Ce départ jamais enclenché fait partie de ma personnalité. C’est un de mes sujets de conversation et c’est notamment à travers ça que mes amis me connaissent. Ce récit qui se déroule uniquement dans mon esprit me définit, non parce que je m’élance mais parce que je m’empêche. Toutes les paroles que j’énonce sont un mirage.
J’ai honte de ne pas avoir l’audace de celles et ceux que j’admire et je m’en veux de devenir cette personne que je méprisais. Tout paraît me retenir alors que tout est superficiel. La stabilité, les promotions, une mission qu’il faut terminer. Je m’entoure d’illusions pour ne pas me confronter à qui je suis vraiment. Pour ne pas assumer qu’un départ tant attendu peut faire peur lorsqu’on s’est construit autour de lui. Plus le temps avance, plus le voile s’épaissit. Le mythe qu’on a bâti grandit et la frustration de rester à sa place s’installe.

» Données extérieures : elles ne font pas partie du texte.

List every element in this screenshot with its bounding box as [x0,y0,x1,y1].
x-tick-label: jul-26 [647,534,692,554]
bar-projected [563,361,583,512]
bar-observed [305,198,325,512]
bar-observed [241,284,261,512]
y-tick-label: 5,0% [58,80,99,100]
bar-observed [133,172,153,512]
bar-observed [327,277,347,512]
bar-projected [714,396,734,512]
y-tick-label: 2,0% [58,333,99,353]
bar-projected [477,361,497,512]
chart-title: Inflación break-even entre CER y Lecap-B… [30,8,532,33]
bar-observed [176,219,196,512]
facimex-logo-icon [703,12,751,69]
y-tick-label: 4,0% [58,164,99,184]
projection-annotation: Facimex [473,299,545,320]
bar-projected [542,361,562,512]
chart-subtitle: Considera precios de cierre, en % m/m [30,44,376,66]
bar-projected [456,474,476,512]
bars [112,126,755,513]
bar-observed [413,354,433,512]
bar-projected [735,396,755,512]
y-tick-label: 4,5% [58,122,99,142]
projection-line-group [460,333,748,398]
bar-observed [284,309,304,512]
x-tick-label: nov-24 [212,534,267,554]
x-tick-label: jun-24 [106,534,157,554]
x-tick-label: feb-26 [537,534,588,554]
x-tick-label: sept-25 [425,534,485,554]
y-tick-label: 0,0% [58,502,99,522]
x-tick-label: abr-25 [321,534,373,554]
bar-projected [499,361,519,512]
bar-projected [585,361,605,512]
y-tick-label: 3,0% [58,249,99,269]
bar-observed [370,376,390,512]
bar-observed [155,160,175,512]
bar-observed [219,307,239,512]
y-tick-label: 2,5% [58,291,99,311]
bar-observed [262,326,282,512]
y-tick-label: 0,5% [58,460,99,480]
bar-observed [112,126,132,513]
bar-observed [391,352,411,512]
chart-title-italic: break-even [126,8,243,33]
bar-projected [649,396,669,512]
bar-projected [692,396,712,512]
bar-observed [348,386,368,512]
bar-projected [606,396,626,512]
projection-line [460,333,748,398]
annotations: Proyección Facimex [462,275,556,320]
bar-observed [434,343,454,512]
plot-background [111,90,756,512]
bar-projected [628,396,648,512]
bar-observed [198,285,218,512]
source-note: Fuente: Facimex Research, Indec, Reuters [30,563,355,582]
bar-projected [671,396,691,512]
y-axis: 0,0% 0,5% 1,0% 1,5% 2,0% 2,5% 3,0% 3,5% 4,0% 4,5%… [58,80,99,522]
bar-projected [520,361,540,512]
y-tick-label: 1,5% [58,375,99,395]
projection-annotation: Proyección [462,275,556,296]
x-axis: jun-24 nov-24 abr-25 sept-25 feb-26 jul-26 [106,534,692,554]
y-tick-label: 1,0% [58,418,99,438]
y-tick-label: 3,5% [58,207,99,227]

Quel fut l’élément déclencheur ? Un face à face salvateur. Tard dans la nuit, une discussion avec un ami qui me renvoie toutes mes peurs à la figure. Il me dit à voix haute ce que je ne m’avouais pas tout bas. Chaque argument que j’utilisais pour justifier de ne pas partir à l’aventure, il les invalidait. Il est allé chercher mes angoisses pour les exposer devant moi, sans artifices. Avoir un miroir a fait tomber toutes les barrières mentales que je dressais pour éloigner ce rêve. Devant les cadavres de mes excuses, tout est devenu limpide : je partirai. Rien ne me retient sinon moi-même, je m’envolerai donc pour ce périple qui me taraude depuis si longtemps.
Depuis cette nuit, tout était clair. Je n’avais ni démissionné, ni prévenu ma proprio que je quittais l’appartement, je n’avais pas encore beaucoup d’argent de côté, mais je racontais à tout mon entourage que j’allais partir, transportée par l’aventure à venir. Je n’en distinguais pas encore les contours, un voyage se découvre au fur et à mesure. Mais je suis passée à l’action. Le vertige de savoir que je m’offrais cette audace qui m’avait manqué jusque-là. Une sensation de bien-être et de plénitude m’a habitée jusqu’au départ : j’avais un but.
Trois mois plus tard, dans un rancho de la campagne mexicaine, j’en suis déjà à la moitié de mon voyage. Au cours de ces quelques mois, j’ai croisé une foule de personnes qui sont parties à l’aventure : un Italien qui a tout quitté pour construire une résidence d’artistes sur un bout de plage, un allemand septuagénaire et hippie qui n’est jamais reparti, un chaman qui s’inocule du venin de serpent pour booster son immunité, une Mexicaine qui voyage seule pour apprendre à mieux se connaître, une Française qui reste un an dans une lagune construire une maison en céramique…
Quitter ce qui nous est familier pour provoquer la nouveauté, aller vers l’autre et vers soi-même. Parfois le voyage ne transforme pas, il confirme. L’aventure a le visage qu’on souhaite lui donner. Le mien était de partir six mois au Mexique, pour une autre c’est de se reconvertir dans la cuisine, rejoindre Istanbul en train, monter une entreprise, escalader le Mont Blanc, se lancer dans le journalisme, démissionner. Partir à l’aventure est un cadeau, partageons-le.